Uh-oh. Looks like our pals over at Team Scoopy are waving their pom-poms for American Idol again.
Boy howdy. Watching that bitchy Englishman, aided by a lurching Foster Brooks in a tousled stripper wig and some careerist bass player who says “dawg” a lot take a grim reaper’s scythe to this week’s short-bus load of aspiring talent may be entertaining … in the same way that pulling wings off a fly is funny. But the show’s larger agenda, the winnowing of contestants down to an elite group of glorified karaoke howlers, each one rubber-stamping the same bankrupt Clive Davis power-ballad aesthetic, is akin to judging a bunch of night-school artists in a “paint like Thomas Kinkade” competition. You may end up with some nifty postcard images of gingerbread cottages, but, in the end, what does it all mean?
Still, as awful as American Idol can be, it ain’t half the train wreck my marriage is. Or was.
Ergo, me showing up at Old Ironsides on Saturday in the guise of a rumpled lecher, trying out a new role as single guy on the prowl, was a bit of a wash. First problem was my pick-up line, “I’m a grumpy old man with a goddamn backache—wanna ease my pain?” OK, so having no posh condominium nearby to invite the target of my carnal desires to visit and examine etchings, I was forced to punt.

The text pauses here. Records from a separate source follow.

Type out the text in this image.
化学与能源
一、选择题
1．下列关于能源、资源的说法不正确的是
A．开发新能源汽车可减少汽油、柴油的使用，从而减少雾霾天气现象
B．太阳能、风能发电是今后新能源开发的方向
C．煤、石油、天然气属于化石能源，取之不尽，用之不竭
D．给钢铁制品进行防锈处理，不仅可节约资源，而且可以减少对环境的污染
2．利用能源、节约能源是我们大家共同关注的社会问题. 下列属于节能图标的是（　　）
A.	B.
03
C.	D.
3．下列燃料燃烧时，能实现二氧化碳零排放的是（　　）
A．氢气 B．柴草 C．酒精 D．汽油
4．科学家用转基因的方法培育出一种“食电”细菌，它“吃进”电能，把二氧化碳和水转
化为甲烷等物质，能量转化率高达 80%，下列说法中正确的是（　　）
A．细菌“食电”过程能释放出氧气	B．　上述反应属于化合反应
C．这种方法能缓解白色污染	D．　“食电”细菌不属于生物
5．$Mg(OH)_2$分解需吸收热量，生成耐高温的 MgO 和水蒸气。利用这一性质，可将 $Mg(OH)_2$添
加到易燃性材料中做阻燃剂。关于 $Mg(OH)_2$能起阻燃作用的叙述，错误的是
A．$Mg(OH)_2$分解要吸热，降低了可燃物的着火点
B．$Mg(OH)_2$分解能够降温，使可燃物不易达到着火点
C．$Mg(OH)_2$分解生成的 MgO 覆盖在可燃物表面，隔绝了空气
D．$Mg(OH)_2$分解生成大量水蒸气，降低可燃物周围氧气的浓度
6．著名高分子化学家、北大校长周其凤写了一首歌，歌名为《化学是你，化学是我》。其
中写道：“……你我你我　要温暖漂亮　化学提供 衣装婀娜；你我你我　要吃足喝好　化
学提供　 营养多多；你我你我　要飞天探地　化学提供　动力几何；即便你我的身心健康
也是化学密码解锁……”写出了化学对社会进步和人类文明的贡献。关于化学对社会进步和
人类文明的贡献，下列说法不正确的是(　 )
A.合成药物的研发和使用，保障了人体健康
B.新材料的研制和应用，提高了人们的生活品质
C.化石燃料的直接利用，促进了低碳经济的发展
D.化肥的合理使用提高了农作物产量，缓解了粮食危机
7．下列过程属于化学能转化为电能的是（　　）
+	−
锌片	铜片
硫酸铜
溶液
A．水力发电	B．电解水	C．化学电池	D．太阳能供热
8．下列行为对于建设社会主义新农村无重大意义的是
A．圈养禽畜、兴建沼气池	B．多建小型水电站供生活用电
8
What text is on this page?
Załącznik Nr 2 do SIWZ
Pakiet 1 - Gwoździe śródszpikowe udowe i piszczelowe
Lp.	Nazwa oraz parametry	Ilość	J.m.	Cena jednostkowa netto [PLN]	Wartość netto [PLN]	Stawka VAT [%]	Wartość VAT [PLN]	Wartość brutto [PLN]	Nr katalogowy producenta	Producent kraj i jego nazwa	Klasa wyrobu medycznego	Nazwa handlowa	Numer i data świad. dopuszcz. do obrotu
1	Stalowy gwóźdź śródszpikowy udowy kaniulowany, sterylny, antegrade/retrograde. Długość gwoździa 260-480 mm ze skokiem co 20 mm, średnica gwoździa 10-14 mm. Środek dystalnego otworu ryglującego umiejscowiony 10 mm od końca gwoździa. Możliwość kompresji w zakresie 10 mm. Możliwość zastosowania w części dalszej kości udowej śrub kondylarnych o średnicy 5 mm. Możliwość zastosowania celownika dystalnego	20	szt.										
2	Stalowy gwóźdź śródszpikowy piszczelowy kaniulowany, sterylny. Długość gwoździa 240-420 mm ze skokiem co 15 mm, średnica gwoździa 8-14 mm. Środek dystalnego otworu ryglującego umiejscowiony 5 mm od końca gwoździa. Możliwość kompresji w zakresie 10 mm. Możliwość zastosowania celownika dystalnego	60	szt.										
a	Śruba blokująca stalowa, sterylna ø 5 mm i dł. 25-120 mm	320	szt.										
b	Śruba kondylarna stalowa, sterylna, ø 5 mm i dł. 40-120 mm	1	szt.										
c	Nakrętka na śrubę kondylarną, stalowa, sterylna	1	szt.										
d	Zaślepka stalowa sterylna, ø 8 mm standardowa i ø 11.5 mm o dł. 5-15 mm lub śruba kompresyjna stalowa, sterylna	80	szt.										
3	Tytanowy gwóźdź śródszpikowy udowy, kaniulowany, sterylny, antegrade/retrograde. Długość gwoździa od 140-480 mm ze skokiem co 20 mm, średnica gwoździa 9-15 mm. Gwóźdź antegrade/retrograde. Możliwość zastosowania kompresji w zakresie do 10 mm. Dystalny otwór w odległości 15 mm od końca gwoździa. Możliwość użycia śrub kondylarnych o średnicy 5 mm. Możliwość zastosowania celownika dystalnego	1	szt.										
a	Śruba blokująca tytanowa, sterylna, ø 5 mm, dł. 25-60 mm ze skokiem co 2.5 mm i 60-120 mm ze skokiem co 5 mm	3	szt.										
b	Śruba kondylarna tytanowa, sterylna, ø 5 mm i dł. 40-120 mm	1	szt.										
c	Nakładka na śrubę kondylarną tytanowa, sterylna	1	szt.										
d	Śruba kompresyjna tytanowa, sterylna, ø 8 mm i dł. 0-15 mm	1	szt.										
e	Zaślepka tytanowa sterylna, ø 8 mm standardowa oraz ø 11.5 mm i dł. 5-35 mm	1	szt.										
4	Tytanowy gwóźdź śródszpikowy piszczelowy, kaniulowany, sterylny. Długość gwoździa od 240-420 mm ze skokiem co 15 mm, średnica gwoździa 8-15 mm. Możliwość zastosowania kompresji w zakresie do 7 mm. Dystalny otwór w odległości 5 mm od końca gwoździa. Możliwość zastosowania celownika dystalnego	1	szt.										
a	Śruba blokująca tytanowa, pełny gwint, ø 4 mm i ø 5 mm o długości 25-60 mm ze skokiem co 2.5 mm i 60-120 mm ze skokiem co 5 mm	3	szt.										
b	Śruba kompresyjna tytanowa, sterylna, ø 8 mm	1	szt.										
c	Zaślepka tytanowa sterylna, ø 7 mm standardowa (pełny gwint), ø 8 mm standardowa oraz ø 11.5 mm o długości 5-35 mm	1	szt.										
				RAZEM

Then again, maybe it was the crowd. The first band, Deluxe, a quartet fronted by a charismatically butch singer named Katrina Skalland, brought in a large contingent of women, but they were the kind who look at each other and laugh when you try to talk to them. One large fan, sporting a “Beaver Lover” T-shirt, was chugging from a pitcher of Pabst. “I trust you’ve been following the adventures of Lucky in Jack Elrod’s most excellent Mark Trail strip on the Bee’s comics page,” I half-shouted. She shrugged, then took another long pull from the pitcher. But the music, an energetic power-trio assault that had a post-folkie Violent Femmes on 11 punch, effectively overpowered any awkwardness on my part.
Next up were the Bennys, an animated septet that played the sort of bong-friendly hacky-sack reggae popular on many college campuses. The musicianship was tight, and it articulated elements of classic soul, reggae and rock vibes, but the songs themselves seemed unremarkable, and frontman Bobby Martinez didn’t exude the charisma necessary to transform them into something remarkable. “These guys are like a cross between Jack Johnson and Dave Matthews,” a guy behind me remarked. Yep. But they did pull some nice eye candy into the room.
The headliner, Parlour Dames, brought the Deluxe fan base back in. The singer, Dre, is most charismatic. A dreadlocked icon in the Ani DiFranco mold, she nicely holds up her end of the trio’s instrumental load on acoustic guitar, too. Bassist Jacob Israel Chilton evinced virtuosic chops at times, and drummer Brent Wiggans provided a sensitive and never overpowering rhythm bed. A few of the Dames’ songs even had an anthemic quality, and their rapt audience sang every word. Unfortunately, it was a Sapphic celebration that a certain hound couldn’t feel entirely part of, even if he gives that party his full acceptance and support.